Estos tumores pueden afectar los riñones, los pulmones, los huesos y el cerebro. La
extirpación quirúrgica debe intentarse pero, cuando el tumor se ha diseminado
mucho, no siempre es posible. El tratamiento adicional puede incluir el
uso de una hormona artificial que bloquea los efectos masculinizantes del tumor.
El pronóstico para el paciente cuyo tumor pequeño se ha extirpado completamente
es excelente, pero puede ser precario para aquél que tiene tumores primarios grandes o la enfermedad
ha hecho metástasis (enfermedad que se ha diseminado hasta otras partes del cuerpo) en el momento del diagnóstico. El estadio del tumor es un importante factor que influye en la posibilidad de recuperación de los niños con tumores adrenocorticales. Cuando sea posible, se debe repetir la cirugía para los tumores que reaparecen y que se diseminan hasta la vena cava inferior (una vena grande que desemboca en el corazón). Para mayor información, consultar el sumario del PDQ sobre Tratamiento del carcinoma de la corteza suprarrenal 15 en los adultos).
Cáncer de estómago
El cáncer que empieza en el estómago es poco frecuente en los niños. Los síntomas incluyen un dolor impreciso en
el abdomen superior, que puede relacionarse con pérdida del apetito y pérdida de peso.
Muchas personas se ponen anémicas, pero no muestran ningún
síntoma antes de que se produzca la diseminación metastásica. Otros síntomas pueden
incluir náusea, vómitos, cambios de los hábitos intestinales, mal apetito y
debilidad e infección por Helicobacter pylori .

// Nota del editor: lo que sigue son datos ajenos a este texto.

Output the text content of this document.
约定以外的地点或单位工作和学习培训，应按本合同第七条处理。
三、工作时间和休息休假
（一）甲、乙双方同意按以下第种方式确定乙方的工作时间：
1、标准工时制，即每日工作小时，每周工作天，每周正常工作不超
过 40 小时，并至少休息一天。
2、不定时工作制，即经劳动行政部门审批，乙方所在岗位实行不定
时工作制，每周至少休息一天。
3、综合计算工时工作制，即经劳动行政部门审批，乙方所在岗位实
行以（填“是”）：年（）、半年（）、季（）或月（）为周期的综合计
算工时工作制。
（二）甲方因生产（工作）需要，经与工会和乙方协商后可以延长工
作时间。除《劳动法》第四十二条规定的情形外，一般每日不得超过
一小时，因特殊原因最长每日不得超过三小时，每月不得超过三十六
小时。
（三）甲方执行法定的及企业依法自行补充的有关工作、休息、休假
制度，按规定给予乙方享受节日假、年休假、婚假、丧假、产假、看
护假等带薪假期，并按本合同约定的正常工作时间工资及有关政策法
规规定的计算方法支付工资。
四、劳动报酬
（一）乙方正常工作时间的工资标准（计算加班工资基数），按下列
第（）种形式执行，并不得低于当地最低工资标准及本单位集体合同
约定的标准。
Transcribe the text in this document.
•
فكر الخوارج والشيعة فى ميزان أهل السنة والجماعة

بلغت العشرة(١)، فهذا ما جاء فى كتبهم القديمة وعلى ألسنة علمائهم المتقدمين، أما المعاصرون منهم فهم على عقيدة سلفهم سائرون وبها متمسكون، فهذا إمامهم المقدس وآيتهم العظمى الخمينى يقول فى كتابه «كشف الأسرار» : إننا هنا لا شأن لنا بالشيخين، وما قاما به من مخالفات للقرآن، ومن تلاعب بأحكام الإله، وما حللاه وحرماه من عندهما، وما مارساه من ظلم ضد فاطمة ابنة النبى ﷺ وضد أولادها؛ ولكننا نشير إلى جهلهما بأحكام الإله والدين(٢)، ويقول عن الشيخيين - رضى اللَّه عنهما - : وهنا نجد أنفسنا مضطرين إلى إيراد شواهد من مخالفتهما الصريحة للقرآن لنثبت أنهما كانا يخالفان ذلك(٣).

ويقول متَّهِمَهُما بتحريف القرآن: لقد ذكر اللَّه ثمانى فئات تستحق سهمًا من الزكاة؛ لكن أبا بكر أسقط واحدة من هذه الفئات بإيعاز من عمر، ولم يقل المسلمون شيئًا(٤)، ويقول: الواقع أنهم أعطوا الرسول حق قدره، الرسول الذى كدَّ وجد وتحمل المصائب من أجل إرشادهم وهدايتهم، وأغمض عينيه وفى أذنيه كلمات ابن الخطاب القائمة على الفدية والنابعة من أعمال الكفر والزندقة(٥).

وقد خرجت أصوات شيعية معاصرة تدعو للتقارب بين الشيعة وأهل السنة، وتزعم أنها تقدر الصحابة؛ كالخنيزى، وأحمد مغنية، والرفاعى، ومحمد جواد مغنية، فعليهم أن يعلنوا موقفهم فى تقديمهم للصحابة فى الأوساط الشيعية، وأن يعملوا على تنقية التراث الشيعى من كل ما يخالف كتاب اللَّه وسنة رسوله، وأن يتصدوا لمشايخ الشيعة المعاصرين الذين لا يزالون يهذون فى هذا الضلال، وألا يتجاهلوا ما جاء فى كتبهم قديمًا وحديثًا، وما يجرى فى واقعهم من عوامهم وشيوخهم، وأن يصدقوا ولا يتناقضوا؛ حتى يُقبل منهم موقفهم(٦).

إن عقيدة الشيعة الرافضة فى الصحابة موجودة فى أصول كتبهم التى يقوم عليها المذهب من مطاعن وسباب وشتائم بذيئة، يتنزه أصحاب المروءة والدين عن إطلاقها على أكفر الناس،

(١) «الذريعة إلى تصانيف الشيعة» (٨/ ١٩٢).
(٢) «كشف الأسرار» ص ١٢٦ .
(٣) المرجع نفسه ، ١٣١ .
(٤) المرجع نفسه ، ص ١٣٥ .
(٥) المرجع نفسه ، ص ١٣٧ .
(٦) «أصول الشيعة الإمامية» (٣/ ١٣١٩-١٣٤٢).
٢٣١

El tratamiento debe incluir cirugía. Para las personas a las que no se las puede someter a una extirpación
quirúrgica completa, se puede utilizar radioterapia junto con quimioterapia. El pronóstico depende del grado de la enfermedad en
el momento del diagnóstico y del éxito del tratamiento apropiado a la situación clínica. Debido a que se presenta con tan poca frecuencia en el
grupo de edad pediátrica, hay poca información sobre los resultados del
tratamiento en los niños. (Para mayor información, consultar el sumario del PDQ sobre Tratamiento del
cáncer del estómago 16 en los adultos.)
Cáncer de páncreas
Los tumores del páncreas (una glándula en el abdomen que elabora jugos
pancreáticos y produce hormonas) son poco frecuentes en los niños y los adolescentes. En
esta categoría general, se incluyen tumores que pueden surgir en cualquier sitio
dentro del páncreas. La mayoría de los tumores pancreáticos no secretan hormonas,
aunque algunos secretan insulina que puede producir síntomas de debilidad, fatiga, hipoglucemia y coma. Si el tumor interfiere con la función normal de las células de los islotes de Langerhans (células que producen hormonas en el páncreas),
los pacientes pueden tener diarrea acuosa o anomalías en el equilibrio de la sal. A
veces, hay una obstrucción en la cabeza del páncreas que se relaciona con ictericia y
sangrado gastrointestinal.
El tratamiento incluye varios procedimientos quirúrgicos para extirpar el
páncreas y el duodeno, o parte del páncreas. Se desconoce la
eficacia de la radioterapia en los pacientes pediátricos. La quimioterapia puede resultar útil en el tratamiento del carcinoma pancreático localizado o metastásico, aunque se han tratado con éxito pocos casos. El pancreoblastoma se puede tratar con quimioterapia de combinación administrada antes o después de la cirugía. Las tasas de respuesta y de supervivencia por lo general no son favorables. (Para mayor información, consultar el sumario del PDQ sobre Tratamiento del cáncer del páncreas 17 en los adultos.)
Cáncer colorrectal
En los Estados Unidos de América, el carcinoma de intestino grueso es poco frecuente en el
grupo de edad pediátrica: una de cada millón
de personas menores de 20 años de edad por año. En los niños, más de la mitad de los tumores del colon comienzan en el lado derecho, a diferencia de los adultos que tienen más tumores de colon en el lado izquierdo. El cáncer del colon en los niños está frecuentemente relacionado con un síndrome familiar de cáncer colorrectal o con un patrón heredado. La persona cuya familia tiene antecedentes de pólipos intestinales,
que pueden a la presentación de múltiples pólipos adenomatosos (tumores
benignos), tiene mayor riesgo de padecer de cáncer colorrectal. Los pólipos
juveniles no se relacionan con un aumento en la incidencia de cáncer ni con el
riesgo de padecerlo.
El cáncer colorrectal se suele presentar con síntomas relacionados con el sitio del
tumor. Los cambios en los hábitos intestinales se relacionan con tumores de recto y de colon inferior. Los tumores de colon derecho pueden causar síntomas más
sutiles, pero se relacionan con frecuencia con una masa abdominal, pérdida de peso,
disminución del apetito y sangre en las heces. Cualquier tumor que cause
la obstrucción completa del intestino grueso puede provocar la perforación del
intestino y diseminar las células del tumor dentro de la cavidad abdominal.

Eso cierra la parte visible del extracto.